Basically, Jesus is telling the crowds, and by implication the Church, “The Kingdom of God begins with you, here and now,” bringing to reality what Isaiah had announced hundreds of years before in our first reading: “I will make you a light to the nations, that my salvation may reach to the ends of the earth.”
Psalm
Now that the Israelites as a whole are beginning to recognize the sins of their past and are returning to the Lord as they return to their native land after the exile, the blessings of earlier times are beginning to return to them — but not in the material form they had expected. Instead, the blessings are spiritual and come to them in the form of forgiveness and intimacy with God. Relating this to Jesus, the blessing is truly “God with us” (Immanu-el, the Messiah’s name given in chapter seven of Isaiah) instead of the casting off of the Roman rule. For what he receives, the psalmist is thankful, proclaiming that “to do your will, O my God, is my delight, and your law is within my heart!”
Second Reading
Like the initial twelve, Paul was “called to be an apostle of Christ Jesus by the will of God.” But look at who else is called! “To you who have been sanctified in Christ Jesus, called to be holy, with all those everywhere who call upon the name of our Lord Jesus Christ, their Lord and ours.” Indeed, God calls all of us (not just the Christians of Corinth, which is only an instance of a universal blessing, according to the included words, “with all those everywhere who call upon the name of our Lord Jesus Christ, their Lord and ours”) to glorify God in our earthly lives. Isn’t this exactly what the prophet Isaiah was saying in the First Reading, centuries before?
Gospel
Those disciples of John the Baptist who were destined to become disciples of Jesus were present the day before, when had John announced that “after me comes a man who ranks before me.” Now, today, they come face to face with that man, Jesus. John calls him “the Lamb of God, who takes away the sin of the world,” intimating that Jesus is somehow connected with the sacrifice of a lamb that the Jews are accustomed to offer at the feast of Passover. This will literally come to pass in a few years, but for the time being, nobody has an inkling what John is referring to. In fact, John tells us that he “did not know him,” evidently in the sense that he was not aware that his own cousin, Jesus, was the one until God revealed it to him at his baptism.

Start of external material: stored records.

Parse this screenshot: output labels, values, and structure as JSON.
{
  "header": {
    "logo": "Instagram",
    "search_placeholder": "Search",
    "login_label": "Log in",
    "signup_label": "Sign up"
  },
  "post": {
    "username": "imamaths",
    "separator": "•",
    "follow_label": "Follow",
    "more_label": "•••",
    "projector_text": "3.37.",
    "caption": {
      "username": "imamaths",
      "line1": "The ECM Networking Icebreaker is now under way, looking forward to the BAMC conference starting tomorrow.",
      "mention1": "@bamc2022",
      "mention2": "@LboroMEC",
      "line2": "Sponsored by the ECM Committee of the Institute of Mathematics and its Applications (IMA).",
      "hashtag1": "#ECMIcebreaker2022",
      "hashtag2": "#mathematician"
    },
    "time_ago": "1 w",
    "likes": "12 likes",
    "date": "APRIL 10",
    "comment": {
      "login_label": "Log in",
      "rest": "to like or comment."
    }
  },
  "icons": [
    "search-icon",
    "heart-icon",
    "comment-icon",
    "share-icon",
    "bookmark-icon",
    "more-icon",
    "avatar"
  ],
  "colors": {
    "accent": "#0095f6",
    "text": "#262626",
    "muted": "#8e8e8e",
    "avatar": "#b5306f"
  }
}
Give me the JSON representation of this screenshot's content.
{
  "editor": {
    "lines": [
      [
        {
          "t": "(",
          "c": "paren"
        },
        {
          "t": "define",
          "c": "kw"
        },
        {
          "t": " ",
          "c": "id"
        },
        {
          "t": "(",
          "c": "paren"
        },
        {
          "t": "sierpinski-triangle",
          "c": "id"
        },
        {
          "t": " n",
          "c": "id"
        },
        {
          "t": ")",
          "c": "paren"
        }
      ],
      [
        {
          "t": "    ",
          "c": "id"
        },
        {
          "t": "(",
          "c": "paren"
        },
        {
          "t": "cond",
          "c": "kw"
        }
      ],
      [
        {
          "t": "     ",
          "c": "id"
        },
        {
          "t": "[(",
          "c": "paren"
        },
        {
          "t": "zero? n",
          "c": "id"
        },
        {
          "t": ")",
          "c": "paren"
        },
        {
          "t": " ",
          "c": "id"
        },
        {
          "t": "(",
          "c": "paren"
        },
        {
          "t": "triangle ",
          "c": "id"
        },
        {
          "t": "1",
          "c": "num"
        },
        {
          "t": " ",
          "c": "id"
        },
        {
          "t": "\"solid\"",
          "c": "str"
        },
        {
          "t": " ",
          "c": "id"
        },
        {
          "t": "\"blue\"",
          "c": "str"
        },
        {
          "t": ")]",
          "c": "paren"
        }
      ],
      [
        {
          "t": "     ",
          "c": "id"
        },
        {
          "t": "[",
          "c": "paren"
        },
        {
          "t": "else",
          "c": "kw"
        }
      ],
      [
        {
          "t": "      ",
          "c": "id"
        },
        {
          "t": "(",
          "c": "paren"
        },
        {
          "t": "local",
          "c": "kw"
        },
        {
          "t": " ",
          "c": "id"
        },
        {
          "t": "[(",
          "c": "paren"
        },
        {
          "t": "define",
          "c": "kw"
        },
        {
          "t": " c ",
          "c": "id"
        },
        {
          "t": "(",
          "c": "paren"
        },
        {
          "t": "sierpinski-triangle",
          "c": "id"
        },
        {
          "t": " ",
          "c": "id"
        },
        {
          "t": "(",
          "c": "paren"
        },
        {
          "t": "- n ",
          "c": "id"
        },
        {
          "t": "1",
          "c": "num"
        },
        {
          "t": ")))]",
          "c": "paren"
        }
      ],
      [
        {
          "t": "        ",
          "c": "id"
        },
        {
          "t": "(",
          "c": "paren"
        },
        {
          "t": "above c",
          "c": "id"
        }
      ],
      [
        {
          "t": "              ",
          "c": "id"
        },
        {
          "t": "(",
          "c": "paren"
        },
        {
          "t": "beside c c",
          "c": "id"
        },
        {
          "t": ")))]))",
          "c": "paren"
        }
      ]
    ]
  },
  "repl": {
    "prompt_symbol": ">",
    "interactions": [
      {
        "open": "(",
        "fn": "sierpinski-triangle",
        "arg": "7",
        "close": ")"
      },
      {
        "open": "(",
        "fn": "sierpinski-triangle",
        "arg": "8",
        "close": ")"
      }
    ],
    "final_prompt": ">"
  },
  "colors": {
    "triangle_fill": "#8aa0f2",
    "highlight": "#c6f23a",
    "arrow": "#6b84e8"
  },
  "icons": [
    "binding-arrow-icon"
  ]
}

The Precursor does not mean to deny his personal knowledge of Jesus (cf. Luke 1:36 and Matthew 3:14), but to make it plain that God revealed to him the moment when he should publicly proclaim Jesus as Messiah and Son of God, and that he also understood that his own mission as precursor had no other purpose than to bear witness to Jesus Christ. – Navarre Bible Commentary
Although he was born six months after John, Jesus is called “greater” because he is the eternal Son of God become man. Later, after calling disciples to himself, Jesus will start baptizing with a call to repentance, like John, initiating his own public ministry. Baptizing with the Holy Spirit will come later, in a different context, but from the beginning it is Jesus’ disciples who baptize, and after Jesus’ ascent into heaven, it will again be the disciples who baptize on a different level, as the Church, Jesus’ mystical body on earth, is inaugurated.

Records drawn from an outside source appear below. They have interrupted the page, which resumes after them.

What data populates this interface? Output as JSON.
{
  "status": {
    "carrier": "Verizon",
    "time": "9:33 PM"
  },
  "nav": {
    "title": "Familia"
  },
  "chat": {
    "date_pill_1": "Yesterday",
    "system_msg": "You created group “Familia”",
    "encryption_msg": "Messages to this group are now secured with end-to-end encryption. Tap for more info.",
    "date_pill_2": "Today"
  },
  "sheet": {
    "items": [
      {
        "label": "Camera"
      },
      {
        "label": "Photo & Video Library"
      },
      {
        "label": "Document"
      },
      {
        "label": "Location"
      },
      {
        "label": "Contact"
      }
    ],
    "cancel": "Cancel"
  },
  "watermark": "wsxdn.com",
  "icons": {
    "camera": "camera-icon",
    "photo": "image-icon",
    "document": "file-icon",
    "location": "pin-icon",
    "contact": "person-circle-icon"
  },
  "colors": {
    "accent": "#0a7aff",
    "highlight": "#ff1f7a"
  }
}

Something that may escape us, unless it is pointed out, is the fact that John does not say that Jesus takes away “the sins of the world,” but that he takes away “the sin,” as if there were but one sin. Why is this?

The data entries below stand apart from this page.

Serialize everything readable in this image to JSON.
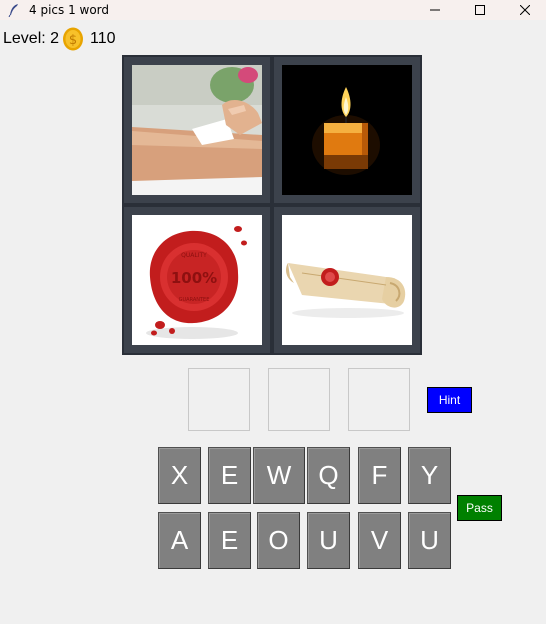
{
  "window": {
    "title": "4 pics 1 word"
  },
  "header": {
    "level_label": "Level: 2",
    "coins": "110"
  },
  "pictures": [
    {
      "name": "waxing-photo"
    },
    {
      "name": "candle-photo"
    },
    {
      "name": "wax-seal-photo"
    },
    {
      "name": "sealed-scroll-photo"
    }
  ],
  "answer_slots": [
    "",
    "",
    ""
  ],
  "buttons": {
    "hint": "Hint",
    "pass": "Pass"
  },
  "keyboard": {
    "row1": [
      "X",
      "E",
      "W",
      "Q",
      "F",
      "Y"
    ],
    "row2": [
      "A",
      "E",
      "O",
      "U",
      "V",
      "U"
    ]
  },
  "colors": {
    "hint_bg": "#0000ff",
    "pass_bg": "#008000",
    "key_bg": "#808080",
    "grid_frame": "#2a2f38"
  },
  "icons": [
    "feather-icon",
    "minimize-icon",
    "maximize-icon",
    "close-icon",
    "coin-icon"
  ]
}
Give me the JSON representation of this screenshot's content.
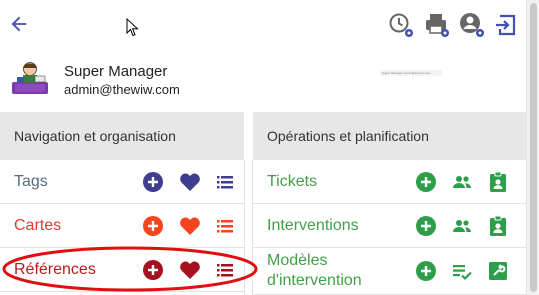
{
  "toolbar": {
    "back_icon": "arrow-left-icon",
    "icons": [
      "clock-settings-icon",
      "printer-settings-icon",
      "account-settings-icon",
      "logout-icon"
    ],
    "accent": "#3f51b5"
  },
  "profile": {
    "name": "Super Manager",
    "email": "admin@thewiw.com",
    "tiny_text": "Super Manager admin@thewiw.com"
  },
  "left_panel": {
    "title": "Navigation et organisation",
    "rows": [
      {
        "label": "Tags",
        "color": "#546e7a",
        "icon_color": "#3f3d8f"
      },
      {
        "label": "Cartes",
        "color": "#e53935",
        "icon_color": "#f4451f"
      },
      {
        "label": "Références",
        "color": "#b71c1c",
        "icon_color": "#a7101e"
      }
    ]
  },
  "right_panel": {
    "title": "Opérations et planification",
    "rows": [
      {
        "label": "Tickets",
        "color": "#43a047"
      },
      {
        "label": "Interventions",
        "color": "#43a047"
      },
      {
        "label_line1": "Modèles",
        "label_line2": "d'intervention",
        "color": "#43a047"
      }
    ]
  },
  "annotation": {
    "color": "#e01010"
  }
}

The sacred text says “the sin of the world,” in the singular, to make it absolutely clear that every kind of sin is taken away: Christ came to free us from original sin, which in Adam affected all men, and from all personal sins. – Navarre Bible Commentary
These, then, are the steps God takes throughout history to bring mankind to himself, to be forgiven and reconciled, but also to be transformed and divinized, calling everyone worldwide to be worthy to enter heaven and live with God eternally. Here we have the final fulfillment of the prophecy we encountered in the First Reading.